Feelings, Batrus says, create energy. People expend tremendous amounts of energy in an effort to hold back feelings. The more one sits on feelings the more energy is required to keep the lid on. Bat-rus estimates that out of the 30 or more feelings one experiences during the day, male executives express only about four. “That’s why we have to have happy hour at the end of the day. Happy is a feeling. We’ve sat on ourselves all day and we’re whipped. But the work isn’t what made us tired. It’s the energy expended to hold back feelings. Corporate life often denies reality. We all have feelings, whether they’re convenient or not. They’re important to our survival,” Batrus concludes.

When keeping the lid on becomes too difficult, the symptoms of executive burnout result. Batrus defines the burnout syndrome as “a socially acceptable form of mental depression.” Among the symptoms are increased use of alcohol and drugs, inappropriate hostility or anger, boredom, daydreaming, loss of vitality and energy, predictability of routine, marital discord, sexual promiscuity, a sense of isolation and loneliness, procrastination, excessive worrying, feelings of worthlessness, and a host of physical aches and pains.

Many companies are beginning to hire outside psychological consultants to work both with the human problems and the human potentials of their employees. The goal is to enhance human productivity. Dallas-area companies which are taking the lead in this area include Fox and Jacobs, H.C. Beck International, Cessna Aircraft, Continental Trailways/Holiday Inns of America, and Otis Engineering. Most are optimistic about the early results.

In fact, if Bob Brown had worked for the Federal Reserve Bank he might be fully functional at his job today. The Federal Reserve, along with Crown Zellerbach, William Mercer, W.R. Grace & Co., and other large corporations, has installed employee assistance programs administered by independent firms such as Phelps’ Human Resources, Inc. Employee assistance programs are not counseling services. Rather, their function is to guide employees of participating companies to the best available professional resources in the community. If Bob had dialed an EPA hot line number, even without giving his name, program administrators would have assessed his problem and advised him of the possible alternatives.

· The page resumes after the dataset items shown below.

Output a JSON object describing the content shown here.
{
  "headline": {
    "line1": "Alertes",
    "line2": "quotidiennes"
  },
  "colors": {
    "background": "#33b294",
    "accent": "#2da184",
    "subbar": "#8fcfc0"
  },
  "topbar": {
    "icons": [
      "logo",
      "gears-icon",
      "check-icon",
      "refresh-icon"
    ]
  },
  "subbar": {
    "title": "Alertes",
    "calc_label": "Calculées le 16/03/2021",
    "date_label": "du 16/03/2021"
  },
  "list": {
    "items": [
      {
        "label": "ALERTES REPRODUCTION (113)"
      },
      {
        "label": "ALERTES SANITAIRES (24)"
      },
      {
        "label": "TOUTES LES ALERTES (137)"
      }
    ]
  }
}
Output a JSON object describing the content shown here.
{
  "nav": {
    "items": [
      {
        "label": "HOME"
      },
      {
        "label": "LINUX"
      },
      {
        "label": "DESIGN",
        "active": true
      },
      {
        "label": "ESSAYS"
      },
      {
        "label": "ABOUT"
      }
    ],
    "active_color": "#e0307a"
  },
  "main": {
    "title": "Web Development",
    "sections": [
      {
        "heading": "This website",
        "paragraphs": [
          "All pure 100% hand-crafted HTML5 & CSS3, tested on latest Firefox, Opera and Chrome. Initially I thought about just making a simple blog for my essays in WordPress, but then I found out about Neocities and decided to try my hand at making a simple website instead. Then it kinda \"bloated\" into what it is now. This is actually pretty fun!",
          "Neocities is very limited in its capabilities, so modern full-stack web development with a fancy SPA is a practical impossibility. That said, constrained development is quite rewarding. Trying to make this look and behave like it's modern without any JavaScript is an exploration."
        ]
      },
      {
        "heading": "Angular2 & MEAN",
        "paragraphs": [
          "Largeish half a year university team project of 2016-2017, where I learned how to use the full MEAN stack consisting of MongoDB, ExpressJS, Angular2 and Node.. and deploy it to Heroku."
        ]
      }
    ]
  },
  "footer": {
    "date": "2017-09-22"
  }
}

Of the numerous ways companies deal with stress, perhaps the most innovative one has been implemented by the John Deere Co. in Denver. The farm equipment company has hired a concert pianist to present recitals so assembly-line workers can enjoy classical music during lunch breaks and coffee breaks.

Some executives have found that they can cope better by removing themselves from both the business and family environment for a weekend or even week-long solitary retreat. Such a place is Laos House, a rustic lodge ensconced in the woods not far outside of Austin. Director Bob Bryant says some executives need only to “check out” of society for short periods in order to renew their strengths. The unstructured, serene environment is specifically designed for people under stress.

Methods, strategies, and philosophies for dealing with stress on the job are numerous. But they all aim toward greater productivity. Perhaps the best sign that progress is being made is that many companies and executives who have suffered from stress are no longer afraid to talk about it openly and to share the knowledge they have gained to benefit others. When an executive doesn’t understand what is happening, stress can be a dark and devastating enemy. There are ways to cope and to restore one’s usefulness and sense of self-worth. And there are companies willing to lend their support.